More potential targets identified in the court papers are Ben Glisan Jr., Enron's former treasurer, who was said to earn about $1 million from the accounting schemes, and Kristina Mordaunt, an Enron lawyer who reportedly earned $1.7 million.

While Enron's accounting maneuvers were complicated and opaque even to the financially well-versed, Mr. Cutler said they followed a discernible pattern.

Starting in early 1997, he said, Kopper, Mr. Fastow and several friends, relatives and employees of the financial officers "used complex structures, straw men, hidden payments, and secret loans to create the appearance" that various off-book partnerships of Enron were independent, when they were actually controlled by Kopper and Mr. Fastow.

The deceptions enabled Enron to hide billions of dollars in debts and losses from investors and avoid regulatory restrictions, he said. The two financial officers became independently wealthy through the strategy.

One development yesterday that puts tremendous pressure on Mr. Fastow is Kopper's admission that he provided millions of dollars in kickbacks to Mr.
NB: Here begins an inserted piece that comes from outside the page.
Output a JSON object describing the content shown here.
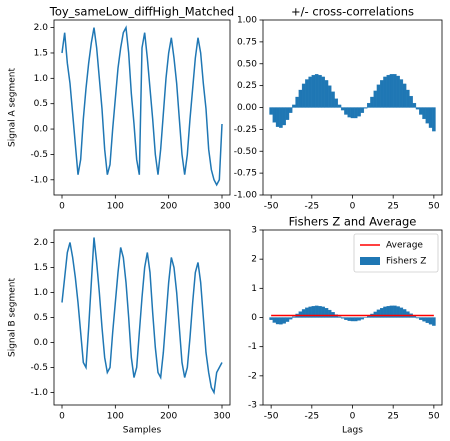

Fastow out of profits earned managing and investing in the off-books partnerships.

The three deals detailed in the court papers yesterday were Southampton, Chewco and RADR, a previously undisclosed off-book transaction aimed at hiding Enron's wind power investments.

Analysts said the government may be putting the heat on Mr. Fastow to win his cooperation in going after Enron's senior officers. Mr. Fastow, like Kopper, is most likely to face the possibility of stiff prison terms and forfeitures, even if he cooperates.

Under the guilty plea Kopper entered before a U.S. District Court in Houston yesterday, he could face up to five years in prison for wire fraud and an additional 10 years for money laundering. But prosecutors have promised to seek reduced sentences if he shares all he knows.